Russia Begins Pullback From Georgia Buffer Zone
By Cernig
On time, the Russian military has begun dismantling its presence in a buffer zone between Georgia proper and the breakaway regions of South Ossetia and Abkhazia. It's a bit of a blow to the neo-narrative.
Moscow faces a Friday deadline for pulling back its troops under the terms of a deal brokered by French President Nicolas Sarkozy on behalf of the European Union. Hundreds of EU observers began monitoring Russia's compliance last week.
A pullback would likely mean at least a mild reduction of tensions between Russia and the West following their worst confrontation since the Soviet collapse. But substantial points of dispute remain.
Russia was dismantling positions Sunday inside what it calls security zones, extending roughly four miles inside uncontested Georgian territory.
But Moscow vows to keep thousands of its troops stationed in two separatist Georgian regions that it recognizes as independent countries — South Ossetia and Abkhazia — which appears to stretch the terms of the cease-fire and which the Georgian government denounces.
Really, did anyone seriously expect Russia to do anything else, or Georgia to do less than denounce its continued presence in those regions? Western rhetoric on this entirely subjective "stretching" of the ceasefire is simple posturing too. If the situation was reversed, the US or any Western power would of course stay to protect people who look to it for safety against their own titular national government...who launched a surprise bombing attack on their own regional capital.

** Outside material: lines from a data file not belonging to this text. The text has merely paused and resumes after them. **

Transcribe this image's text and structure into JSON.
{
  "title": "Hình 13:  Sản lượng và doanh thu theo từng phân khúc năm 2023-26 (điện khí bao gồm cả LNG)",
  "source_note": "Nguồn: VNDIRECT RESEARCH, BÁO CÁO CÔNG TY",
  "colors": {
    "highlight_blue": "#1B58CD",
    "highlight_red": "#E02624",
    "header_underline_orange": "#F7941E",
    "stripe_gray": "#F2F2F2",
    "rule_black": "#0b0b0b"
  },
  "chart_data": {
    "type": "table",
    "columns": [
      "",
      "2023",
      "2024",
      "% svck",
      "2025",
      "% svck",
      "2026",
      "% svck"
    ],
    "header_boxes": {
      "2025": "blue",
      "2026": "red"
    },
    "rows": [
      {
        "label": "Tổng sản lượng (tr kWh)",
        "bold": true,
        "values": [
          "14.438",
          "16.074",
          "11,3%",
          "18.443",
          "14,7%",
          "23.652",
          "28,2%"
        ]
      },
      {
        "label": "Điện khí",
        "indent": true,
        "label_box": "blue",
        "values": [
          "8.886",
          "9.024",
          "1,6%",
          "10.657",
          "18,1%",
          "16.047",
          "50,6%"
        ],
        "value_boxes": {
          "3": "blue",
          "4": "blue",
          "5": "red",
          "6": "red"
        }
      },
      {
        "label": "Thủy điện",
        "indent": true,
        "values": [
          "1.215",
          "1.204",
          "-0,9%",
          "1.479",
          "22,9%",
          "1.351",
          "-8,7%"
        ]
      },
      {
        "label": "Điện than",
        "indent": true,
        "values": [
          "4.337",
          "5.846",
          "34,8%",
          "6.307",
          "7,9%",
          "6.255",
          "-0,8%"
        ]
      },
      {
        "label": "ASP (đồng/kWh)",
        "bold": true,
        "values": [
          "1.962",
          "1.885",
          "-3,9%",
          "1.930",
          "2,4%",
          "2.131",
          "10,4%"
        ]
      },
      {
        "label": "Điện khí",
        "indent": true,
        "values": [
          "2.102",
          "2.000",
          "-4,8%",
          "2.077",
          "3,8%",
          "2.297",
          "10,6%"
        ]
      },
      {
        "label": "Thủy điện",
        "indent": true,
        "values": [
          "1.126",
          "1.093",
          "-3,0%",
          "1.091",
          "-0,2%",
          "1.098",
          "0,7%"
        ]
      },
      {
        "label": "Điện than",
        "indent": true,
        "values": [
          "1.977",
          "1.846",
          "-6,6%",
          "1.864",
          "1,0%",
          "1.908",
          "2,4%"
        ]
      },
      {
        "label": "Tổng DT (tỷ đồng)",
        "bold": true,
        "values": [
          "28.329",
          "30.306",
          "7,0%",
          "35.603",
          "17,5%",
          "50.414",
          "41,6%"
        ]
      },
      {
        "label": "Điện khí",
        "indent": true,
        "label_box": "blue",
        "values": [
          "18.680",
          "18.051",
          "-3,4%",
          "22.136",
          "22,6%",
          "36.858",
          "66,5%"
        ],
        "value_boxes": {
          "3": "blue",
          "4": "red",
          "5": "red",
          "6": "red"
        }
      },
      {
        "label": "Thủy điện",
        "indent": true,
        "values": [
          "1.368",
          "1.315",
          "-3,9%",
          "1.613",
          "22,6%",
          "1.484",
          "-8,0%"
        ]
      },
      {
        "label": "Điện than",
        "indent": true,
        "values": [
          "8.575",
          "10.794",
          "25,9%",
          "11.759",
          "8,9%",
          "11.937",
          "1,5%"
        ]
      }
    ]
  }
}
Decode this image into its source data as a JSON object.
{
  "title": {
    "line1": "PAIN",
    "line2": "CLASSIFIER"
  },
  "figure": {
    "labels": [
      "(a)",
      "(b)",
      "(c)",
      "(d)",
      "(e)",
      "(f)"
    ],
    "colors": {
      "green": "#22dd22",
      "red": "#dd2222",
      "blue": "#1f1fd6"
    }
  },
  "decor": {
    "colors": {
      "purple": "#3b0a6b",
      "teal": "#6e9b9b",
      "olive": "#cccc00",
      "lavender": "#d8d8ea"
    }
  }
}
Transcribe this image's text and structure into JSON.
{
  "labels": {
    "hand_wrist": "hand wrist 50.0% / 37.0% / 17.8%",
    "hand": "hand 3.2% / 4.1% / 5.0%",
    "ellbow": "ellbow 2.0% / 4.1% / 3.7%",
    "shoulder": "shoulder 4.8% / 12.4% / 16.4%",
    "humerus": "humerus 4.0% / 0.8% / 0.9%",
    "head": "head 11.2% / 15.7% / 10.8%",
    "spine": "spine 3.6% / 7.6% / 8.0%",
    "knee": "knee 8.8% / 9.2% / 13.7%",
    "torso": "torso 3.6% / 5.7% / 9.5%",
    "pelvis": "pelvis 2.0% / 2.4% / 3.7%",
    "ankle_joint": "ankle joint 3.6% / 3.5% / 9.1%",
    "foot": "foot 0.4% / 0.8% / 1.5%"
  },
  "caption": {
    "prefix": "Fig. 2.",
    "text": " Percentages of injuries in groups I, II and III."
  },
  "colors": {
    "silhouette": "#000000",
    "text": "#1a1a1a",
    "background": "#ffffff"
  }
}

But at least the Europeans got off their asses and brokered the current ceasefire deal, while the Bush administration was still heckling from the bleachers and John McCain was running his neocon mouth about a new Russian Empire being born in Georgia. Meh, not so much. No Russian expansion, but certainly a multi-polar world where no-one can be bothered waiting to see if, by some miracle, an American Republican administration will do other than throw a rhetorical warhammer in diplomacy's works. It's what they always do, and it has become ignorably old.